One reason this society is like standing in a cold rain storm: there is no agreed-upon way to be a good person, short of that weird form of politeness that consists in deference to all except when there is personal gain immediately at hand.
Modern politeness is this strange sado-masochistic role in which the correct thing to do, always, is to surrender whatever you have to the group in the form of an individual. Money, sex, time, labor. Give it up. Unless there is something you can argue (justify) as entitled to you. Then, you should elbow others out of the way and take it.
This code of behavior arises from the notion of equality. Equality is an idea starting with a conclusion, and working back to a precept, which is like debugging an equation except that the equation is being defined by the debugging. The result is backward thinking.
Under equality, we assume everyone is equal in validity. In theory this means that their equal valid actions will turn out roughly equally well. When they do not, we are forced into confrontation with reality. Reality is rewarding that which is sane, and rejecting that which is not. In doing so, it’s not being very equal.
Because of this unexpected outcome, we go into cognitive dissonance mode. If we can’t win in reality, we will win in the social sphere of what others think. That way when our equally valid attemps fail, there’s an audience to comfort us and tell us we’re still equally valid.
The only thing that threatens this audience is someone who rises above it and succeeds.
It will attempt to tear that person down. Even better, it will define itself by not being that person. It will invent a social standard of “being nice” that includes not being that person. Everyone is OK as long as we are equal.
The end result of this is that people define themselves not by what they prefer, but by what they prefer not to be. They also do this on the level of appearance, which means they have no idea what it is they are actually avoiding. We all become actors, dancing around dangerous topics and ignoring reality.

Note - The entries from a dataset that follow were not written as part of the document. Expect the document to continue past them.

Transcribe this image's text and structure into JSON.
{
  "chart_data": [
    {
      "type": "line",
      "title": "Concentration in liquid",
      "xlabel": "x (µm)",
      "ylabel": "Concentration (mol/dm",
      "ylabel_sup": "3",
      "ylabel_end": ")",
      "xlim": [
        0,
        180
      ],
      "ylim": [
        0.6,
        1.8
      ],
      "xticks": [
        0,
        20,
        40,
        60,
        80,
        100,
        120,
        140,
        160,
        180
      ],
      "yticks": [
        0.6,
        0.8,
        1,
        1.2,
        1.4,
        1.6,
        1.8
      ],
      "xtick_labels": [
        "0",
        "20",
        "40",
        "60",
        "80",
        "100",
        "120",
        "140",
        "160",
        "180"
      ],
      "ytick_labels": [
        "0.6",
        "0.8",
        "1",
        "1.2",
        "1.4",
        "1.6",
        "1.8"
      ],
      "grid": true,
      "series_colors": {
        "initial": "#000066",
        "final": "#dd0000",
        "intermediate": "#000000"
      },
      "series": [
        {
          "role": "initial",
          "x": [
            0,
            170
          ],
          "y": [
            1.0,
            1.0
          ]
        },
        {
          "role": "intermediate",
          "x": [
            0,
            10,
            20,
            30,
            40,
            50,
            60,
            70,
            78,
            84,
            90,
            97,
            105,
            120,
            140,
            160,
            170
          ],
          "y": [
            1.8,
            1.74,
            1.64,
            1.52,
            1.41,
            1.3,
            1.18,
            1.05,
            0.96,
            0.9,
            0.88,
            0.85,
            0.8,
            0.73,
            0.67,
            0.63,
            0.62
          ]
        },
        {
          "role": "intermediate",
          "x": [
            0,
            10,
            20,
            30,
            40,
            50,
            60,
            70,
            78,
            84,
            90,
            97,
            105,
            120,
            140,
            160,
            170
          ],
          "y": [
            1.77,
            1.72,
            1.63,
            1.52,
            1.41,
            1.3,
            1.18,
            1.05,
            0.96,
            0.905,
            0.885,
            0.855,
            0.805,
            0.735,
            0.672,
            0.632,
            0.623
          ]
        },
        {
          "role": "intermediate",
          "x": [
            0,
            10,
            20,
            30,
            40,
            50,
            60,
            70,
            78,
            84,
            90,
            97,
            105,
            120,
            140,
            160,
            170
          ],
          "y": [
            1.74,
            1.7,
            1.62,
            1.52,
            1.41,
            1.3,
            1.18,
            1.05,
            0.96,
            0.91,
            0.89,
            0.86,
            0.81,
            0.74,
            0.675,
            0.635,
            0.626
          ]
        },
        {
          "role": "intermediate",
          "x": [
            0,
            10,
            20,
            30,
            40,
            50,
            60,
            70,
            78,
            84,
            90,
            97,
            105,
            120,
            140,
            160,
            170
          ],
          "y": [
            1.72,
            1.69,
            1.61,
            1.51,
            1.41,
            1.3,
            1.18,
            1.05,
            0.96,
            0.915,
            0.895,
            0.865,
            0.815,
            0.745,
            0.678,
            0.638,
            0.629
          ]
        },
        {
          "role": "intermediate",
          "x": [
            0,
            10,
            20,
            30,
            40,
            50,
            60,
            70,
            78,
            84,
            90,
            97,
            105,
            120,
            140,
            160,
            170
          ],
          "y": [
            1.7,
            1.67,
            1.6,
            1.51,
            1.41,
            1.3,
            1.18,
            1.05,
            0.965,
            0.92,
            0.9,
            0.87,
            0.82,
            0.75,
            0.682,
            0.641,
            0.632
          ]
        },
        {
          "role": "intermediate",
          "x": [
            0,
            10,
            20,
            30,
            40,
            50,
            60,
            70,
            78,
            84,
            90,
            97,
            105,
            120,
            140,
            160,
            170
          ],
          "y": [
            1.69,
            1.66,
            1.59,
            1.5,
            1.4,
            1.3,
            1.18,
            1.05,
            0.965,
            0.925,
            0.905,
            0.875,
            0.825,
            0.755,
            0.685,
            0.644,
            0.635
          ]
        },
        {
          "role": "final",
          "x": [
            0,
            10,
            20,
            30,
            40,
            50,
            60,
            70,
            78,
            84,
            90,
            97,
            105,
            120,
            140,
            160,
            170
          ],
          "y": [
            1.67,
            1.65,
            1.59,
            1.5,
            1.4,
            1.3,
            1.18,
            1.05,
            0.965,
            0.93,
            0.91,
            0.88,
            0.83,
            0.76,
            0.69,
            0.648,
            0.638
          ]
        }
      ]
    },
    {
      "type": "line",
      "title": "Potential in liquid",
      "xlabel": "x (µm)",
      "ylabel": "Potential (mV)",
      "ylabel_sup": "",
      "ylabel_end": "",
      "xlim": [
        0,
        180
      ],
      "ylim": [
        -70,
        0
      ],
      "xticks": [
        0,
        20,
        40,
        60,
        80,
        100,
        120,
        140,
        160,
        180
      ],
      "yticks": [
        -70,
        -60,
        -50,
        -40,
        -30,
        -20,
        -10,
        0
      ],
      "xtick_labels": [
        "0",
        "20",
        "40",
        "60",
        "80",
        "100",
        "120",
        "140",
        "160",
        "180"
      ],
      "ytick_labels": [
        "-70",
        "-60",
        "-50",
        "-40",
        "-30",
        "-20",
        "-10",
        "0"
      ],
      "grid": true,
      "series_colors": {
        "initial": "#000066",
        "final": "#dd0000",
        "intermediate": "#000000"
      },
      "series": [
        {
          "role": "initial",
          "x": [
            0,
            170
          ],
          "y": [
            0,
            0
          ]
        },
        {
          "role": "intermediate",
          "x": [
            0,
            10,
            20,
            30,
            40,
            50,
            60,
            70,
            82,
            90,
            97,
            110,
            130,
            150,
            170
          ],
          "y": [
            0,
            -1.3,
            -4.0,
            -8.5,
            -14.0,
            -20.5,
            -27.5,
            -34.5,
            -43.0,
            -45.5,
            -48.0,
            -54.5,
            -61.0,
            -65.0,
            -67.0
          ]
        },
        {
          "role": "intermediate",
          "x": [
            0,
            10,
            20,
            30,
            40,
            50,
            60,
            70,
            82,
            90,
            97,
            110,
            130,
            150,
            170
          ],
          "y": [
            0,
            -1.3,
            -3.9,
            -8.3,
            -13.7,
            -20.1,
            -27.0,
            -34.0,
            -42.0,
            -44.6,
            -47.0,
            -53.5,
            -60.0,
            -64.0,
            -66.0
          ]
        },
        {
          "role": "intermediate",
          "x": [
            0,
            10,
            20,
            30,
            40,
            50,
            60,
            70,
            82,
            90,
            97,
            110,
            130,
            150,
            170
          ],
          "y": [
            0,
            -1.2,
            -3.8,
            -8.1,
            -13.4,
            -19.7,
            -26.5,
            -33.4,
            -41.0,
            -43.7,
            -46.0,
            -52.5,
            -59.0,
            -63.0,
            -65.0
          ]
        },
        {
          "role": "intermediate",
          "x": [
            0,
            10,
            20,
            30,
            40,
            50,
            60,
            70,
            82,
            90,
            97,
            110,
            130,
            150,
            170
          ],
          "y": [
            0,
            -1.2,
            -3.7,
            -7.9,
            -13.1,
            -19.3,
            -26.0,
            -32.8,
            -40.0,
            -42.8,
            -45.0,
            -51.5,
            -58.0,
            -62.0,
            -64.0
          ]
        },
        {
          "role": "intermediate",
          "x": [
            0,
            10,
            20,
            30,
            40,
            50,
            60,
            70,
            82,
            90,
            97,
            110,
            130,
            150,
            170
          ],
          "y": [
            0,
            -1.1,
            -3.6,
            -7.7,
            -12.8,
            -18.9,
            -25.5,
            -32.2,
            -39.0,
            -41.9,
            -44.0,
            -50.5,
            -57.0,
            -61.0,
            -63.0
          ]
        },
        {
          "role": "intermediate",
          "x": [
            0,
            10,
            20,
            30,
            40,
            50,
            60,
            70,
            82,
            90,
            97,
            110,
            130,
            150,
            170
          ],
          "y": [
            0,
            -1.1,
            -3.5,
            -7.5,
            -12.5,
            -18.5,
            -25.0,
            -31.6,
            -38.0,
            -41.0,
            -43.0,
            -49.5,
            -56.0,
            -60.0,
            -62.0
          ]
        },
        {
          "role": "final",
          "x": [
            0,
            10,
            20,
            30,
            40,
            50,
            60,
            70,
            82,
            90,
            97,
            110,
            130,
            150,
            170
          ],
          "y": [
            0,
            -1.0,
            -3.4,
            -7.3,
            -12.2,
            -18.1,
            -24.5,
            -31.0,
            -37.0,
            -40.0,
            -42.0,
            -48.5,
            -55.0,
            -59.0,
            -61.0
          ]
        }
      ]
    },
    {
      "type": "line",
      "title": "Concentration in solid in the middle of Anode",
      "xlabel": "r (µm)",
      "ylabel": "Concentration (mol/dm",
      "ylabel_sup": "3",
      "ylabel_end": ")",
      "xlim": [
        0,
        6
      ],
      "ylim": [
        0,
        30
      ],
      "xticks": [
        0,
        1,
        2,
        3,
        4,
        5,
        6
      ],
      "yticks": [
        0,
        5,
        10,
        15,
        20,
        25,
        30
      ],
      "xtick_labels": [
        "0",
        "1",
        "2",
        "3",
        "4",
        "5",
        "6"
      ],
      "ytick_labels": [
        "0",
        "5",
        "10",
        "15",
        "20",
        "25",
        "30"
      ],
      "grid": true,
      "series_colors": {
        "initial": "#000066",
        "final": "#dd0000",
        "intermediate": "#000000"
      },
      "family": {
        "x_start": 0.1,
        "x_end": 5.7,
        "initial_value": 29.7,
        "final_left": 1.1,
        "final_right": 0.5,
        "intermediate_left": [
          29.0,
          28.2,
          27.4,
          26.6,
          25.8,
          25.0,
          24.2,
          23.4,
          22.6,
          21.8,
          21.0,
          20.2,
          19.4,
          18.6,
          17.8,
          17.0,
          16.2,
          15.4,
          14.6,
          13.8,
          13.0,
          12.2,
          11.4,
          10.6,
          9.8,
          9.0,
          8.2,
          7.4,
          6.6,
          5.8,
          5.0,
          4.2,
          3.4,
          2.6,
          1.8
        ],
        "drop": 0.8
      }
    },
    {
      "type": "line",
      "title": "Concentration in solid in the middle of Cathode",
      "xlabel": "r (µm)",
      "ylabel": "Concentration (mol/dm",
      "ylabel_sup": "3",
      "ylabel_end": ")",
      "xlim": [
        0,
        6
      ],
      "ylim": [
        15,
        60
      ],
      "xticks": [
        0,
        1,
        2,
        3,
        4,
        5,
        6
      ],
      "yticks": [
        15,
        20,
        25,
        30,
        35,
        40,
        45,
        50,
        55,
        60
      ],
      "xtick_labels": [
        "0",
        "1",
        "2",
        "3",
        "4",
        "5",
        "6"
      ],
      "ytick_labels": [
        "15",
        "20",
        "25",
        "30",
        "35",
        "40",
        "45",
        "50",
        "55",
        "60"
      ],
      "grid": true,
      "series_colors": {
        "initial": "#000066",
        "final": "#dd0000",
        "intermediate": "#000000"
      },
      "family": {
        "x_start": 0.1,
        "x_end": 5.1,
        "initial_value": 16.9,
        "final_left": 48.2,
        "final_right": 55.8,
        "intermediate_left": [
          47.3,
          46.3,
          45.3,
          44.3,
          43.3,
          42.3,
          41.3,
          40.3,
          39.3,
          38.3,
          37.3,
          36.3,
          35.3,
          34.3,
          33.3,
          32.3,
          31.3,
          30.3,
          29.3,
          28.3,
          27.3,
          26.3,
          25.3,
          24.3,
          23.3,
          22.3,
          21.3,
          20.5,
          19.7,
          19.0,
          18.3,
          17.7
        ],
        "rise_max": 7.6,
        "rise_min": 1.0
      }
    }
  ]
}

Several layers of consequence down the line, this type of thinking has taken us to a new place. In that place, we are isolated on two levels. First, we distrust each other. Second, we are isolated from any idea of what it is we would actually prefer to be or to become. Each person lives as an isolato, or person who refuses to not live alone out of distrust of others.
In this world, we know nothing of ourselves except “I’m not a not-nice and not-cool person like that guy.” This allows fear to lead us. We see ourselves in stasis, defending against the threat of being not-nice or not-cool. We become poisonous and offensive.
The amazing paradox of modernity is that for a place ruled by a socially-dictated consensual reality, it remains one of the most isolating possible places to live.